L’assemblée émit un vœu
favorables sur
présentation des sieurs d’Oyhenart et d’Anguelu: «feu
Marc Antoine d’Eliceiry, prieur de Behaune a fait une fondation
considérable par son testament en faveur des pères Jésuites de
Pau, pour l’établissement d’un séminaire dans la présente
ville de Saint-Palais, et que rien n’est si utile et si nécessaire
que de donner exécution à ce pieux dessein, qui n’a eu pour objet
que le bien et la gloire du service de Dieu qui dépend
principalement des ministres de ses autels, dont la conduite servant
de modèle à celle des autres, il est nécessaire qu’il y ait des
lieux saints où ils puissent apprendre à régler leurs propres
mœurs et à instruire les autres, et
que cet établissement est d’autant plus nécessaire dans le
présent royaume que les habitants étant très pauvres, les
ecclésiastiques et ceux qui veulent se faire promouvoir aux ordres
sacrés ne peuvent pas profiter de ceux établis ailleurs, à cause
des frais de chemin et du prix des pensions, au lieu qu’ils
pourraient payer ici leurs pensions en denrées et y vivre de peu.
Les
Etats ont délibéré que le syndic se pourvoira pour faire employer
à la fondation d’un
séminaire dans la ville de St Palais les biens en fonds et les
sommes léguées à cet effet par le feu prieur de Behaune,
conformément à son intention et à son testament, et empêcher que
les biens et maison fonds et argent ne soient employés à autre
chose, et faire au contraire que les fruitcts revenus et intérêts
desd. maisons
fonds et somme soient
conservés en accroissement du fonds et capital attendant lad.
fondation»
(3).
Ce
vœu et ce projet n’eurent pas l’agrément de l’évêque de
Dax.

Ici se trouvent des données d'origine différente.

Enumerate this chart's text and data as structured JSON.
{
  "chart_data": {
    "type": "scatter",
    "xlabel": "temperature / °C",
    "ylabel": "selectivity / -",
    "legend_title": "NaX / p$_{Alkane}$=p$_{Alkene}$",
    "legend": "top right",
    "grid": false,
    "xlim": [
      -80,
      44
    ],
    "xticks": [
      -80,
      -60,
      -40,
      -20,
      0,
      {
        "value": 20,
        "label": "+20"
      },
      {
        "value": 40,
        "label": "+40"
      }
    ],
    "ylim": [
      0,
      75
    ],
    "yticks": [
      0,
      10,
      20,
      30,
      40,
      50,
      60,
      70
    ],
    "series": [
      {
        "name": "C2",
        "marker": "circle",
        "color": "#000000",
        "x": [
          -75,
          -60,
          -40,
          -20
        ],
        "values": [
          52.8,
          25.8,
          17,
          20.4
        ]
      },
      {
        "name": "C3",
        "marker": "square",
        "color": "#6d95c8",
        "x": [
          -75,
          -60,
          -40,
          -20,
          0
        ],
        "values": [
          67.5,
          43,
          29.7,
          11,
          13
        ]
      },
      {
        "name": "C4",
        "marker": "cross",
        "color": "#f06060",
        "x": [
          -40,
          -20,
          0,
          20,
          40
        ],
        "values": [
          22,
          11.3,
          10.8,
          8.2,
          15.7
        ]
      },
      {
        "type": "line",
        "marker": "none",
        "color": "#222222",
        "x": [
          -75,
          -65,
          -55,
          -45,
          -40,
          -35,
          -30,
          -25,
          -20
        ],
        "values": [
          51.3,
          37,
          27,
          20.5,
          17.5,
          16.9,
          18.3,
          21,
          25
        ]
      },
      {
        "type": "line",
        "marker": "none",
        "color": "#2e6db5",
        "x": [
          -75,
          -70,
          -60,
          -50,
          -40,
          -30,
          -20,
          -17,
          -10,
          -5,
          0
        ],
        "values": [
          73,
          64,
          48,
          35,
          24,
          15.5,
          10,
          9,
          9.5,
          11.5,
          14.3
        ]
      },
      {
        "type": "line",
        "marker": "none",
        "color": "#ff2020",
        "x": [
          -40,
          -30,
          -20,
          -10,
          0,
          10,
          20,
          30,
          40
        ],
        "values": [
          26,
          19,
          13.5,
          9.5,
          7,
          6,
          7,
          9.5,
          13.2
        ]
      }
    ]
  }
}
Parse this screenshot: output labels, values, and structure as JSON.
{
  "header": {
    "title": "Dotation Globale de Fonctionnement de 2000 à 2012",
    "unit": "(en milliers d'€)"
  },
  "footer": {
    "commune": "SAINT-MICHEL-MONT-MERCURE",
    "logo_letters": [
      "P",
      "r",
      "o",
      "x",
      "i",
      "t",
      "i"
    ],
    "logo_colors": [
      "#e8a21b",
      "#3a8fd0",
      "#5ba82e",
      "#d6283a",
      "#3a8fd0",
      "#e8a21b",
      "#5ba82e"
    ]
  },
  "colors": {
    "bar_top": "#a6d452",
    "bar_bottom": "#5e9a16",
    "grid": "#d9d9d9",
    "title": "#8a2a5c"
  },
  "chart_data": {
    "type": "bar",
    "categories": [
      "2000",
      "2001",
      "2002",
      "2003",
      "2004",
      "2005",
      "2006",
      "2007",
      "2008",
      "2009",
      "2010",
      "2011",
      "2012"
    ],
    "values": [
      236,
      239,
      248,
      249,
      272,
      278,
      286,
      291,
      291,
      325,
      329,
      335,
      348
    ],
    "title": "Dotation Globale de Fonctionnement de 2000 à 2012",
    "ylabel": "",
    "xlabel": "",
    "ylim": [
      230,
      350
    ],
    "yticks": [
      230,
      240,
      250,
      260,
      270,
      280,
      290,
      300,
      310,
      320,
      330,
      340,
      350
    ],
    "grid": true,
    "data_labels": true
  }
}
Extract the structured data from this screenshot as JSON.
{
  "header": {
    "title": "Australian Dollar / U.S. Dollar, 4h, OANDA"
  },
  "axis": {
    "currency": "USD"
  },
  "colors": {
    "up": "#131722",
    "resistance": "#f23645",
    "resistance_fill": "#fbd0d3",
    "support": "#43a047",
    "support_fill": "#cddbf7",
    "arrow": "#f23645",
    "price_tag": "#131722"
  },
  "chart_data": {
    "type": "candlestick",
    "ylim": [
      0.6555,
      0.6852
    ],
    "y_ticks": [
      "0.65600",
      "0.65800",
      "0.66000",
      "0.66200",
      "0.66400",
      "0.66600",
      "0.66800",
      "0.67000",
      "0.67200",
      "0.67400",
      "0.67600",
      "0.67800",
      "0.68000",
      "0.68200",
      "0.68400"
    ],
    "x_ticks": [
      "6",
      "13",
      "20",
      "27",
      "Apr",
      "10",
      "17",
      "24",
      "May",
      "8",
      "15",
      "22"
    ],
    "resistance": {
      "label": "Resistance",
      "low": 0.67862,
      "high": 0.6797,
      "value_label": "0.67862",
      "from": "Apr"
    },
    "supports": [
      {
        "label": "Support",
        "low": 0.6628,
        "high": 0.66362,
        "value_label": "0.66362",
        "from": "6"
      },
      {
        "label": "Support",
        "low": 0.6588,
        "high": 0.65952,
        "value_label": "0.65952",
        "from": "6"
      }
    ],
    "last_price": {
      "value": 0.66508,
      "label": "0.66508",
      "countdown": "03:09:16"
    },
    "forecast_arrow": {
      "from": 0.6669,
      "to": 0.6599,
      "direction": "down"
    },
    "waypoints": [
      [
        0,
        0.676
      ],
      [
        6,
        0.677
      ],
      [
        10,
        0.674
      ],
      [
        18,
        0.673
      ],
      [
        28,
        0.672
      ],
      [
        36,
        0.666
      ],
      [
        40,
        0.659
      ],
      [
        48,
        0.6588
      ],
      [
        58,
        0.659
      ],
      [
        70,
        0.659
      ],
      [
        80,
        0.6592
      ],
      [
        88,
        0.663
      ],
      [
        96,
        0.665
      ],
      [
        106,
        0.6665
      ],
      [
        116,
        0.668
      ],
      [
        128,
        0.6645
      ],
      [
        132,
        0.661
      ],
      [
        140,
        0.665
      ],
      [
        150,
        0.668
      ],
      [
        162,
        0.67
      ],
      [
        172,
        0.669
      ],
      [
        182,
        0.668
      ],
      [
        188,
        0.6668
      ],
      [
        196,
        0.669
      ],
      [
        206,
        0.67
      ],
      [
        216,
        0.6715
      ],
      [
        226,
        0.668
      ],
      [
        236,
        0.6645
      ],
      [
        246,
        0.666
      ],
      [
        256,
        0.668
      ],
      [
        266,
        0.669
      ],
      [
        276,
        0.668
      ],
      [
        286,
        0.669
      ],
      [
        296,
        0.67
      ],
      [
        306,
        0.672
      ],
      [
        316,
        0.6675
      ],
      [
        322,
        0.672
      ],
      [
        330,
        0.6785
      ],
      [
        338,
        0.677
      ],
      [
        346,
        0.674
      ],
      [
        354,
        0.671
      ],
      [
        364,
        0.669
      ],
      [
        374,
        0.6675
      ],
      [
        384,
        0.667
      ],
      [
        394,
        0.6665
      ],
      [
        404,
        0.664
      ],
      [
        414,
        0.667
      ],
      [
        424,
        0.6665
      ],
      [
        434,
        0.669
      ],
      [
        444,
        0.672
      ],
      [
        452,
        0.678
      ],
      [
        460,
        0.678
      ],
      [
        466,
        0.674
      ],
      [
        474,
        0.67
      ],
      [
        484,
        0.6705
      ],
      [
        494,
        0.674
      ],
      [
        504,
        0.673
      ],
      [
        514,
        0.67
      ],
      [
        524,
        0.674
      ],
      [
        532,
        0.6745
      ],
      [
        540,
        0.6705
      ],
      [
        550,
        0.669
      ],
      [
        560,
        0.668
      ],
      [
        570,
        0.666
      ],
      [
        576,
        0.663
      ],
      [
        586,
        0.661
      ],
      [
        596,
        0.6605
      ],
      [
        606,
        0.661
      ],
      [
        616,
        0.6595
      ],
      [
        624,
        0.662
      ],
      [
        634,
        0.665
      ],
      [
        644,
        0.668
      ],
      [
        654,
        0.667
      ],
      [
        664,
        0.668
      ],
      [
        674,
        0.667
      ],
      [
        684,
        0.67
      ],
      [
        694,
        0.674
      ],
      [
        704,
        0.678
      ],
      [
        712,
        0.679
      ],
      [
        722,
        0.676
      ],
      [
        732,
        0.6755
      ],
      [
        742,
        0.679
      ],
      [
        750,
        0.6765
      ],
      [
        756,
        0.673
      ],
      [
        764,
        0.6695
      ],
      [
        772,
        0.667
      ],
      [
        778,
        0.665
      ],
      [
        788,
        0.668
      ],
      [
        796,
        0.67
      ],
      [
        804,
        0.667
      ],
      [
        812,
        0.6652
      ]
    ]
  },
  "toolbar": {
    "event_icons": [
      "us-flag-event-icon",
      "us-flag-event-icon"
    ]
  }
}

D’après le sieur de la Salle de Cibits, intervenant
aux Etats de 1699, l’évêque était disposé à établir, grâce
au legs, un séminaire au «St
Esprit, proche Bayonne»,
sur le rive droite de l’Adour, appartenant à son diocèse, et
s’opposait à la venue des pères jésuites à Saint-Palais.
«A
quoi
il est
nécessaire de pourvoir pour le bien et l’avantage du royaume et
de la ville de St Palais en particulier, laquelle servant à la tenue
des Etats toutes les années trouverait quelque douceur
par cet établissement, apte à fournir dans
la suite les choses nécessaires avec plus
de commodité, joint à cela que la ville de St palais, dans le
diocèse
de Dax, est à égale distance des diocèses d’Oloron, Bayonne et
Dax, le séminaire pourrait servir les trois diocèses, et que le
lieu étant dans une situation agréable où l’on respire le
mailleur air du monde, il est apparent que cet établissement sera
également bien goûté dans lesd. diocèses, et que les
ecclésiastiques et ceux qui désirent se faire promouvoir aux ordres
sacrés le choisiront
par préférence pour faire leurs retraites et pour leurs exercices.
Les
Etats ont arrêté que le Syndic fera sommer les pères Jésuites du
collège de Pau de déclarer s’ils veulent accepter le legs du feu
prieur de Behaune, à condition de fonder un Séminaire en la ville
de St Palais, suivant et conformément au testament, qu’il les fera
sommer aussi en cas qu’ils veuillent accepter auxd. conditions,
de fonder le dit séminaire incessamment et au plus tard dans
trois mois, et que faute par eux de faire leur déclaration ou
d’accepter led. legs, à la condition de la susd. fondation, il se
pourvoira où besoin sera pour faire ordonner la fondation dud.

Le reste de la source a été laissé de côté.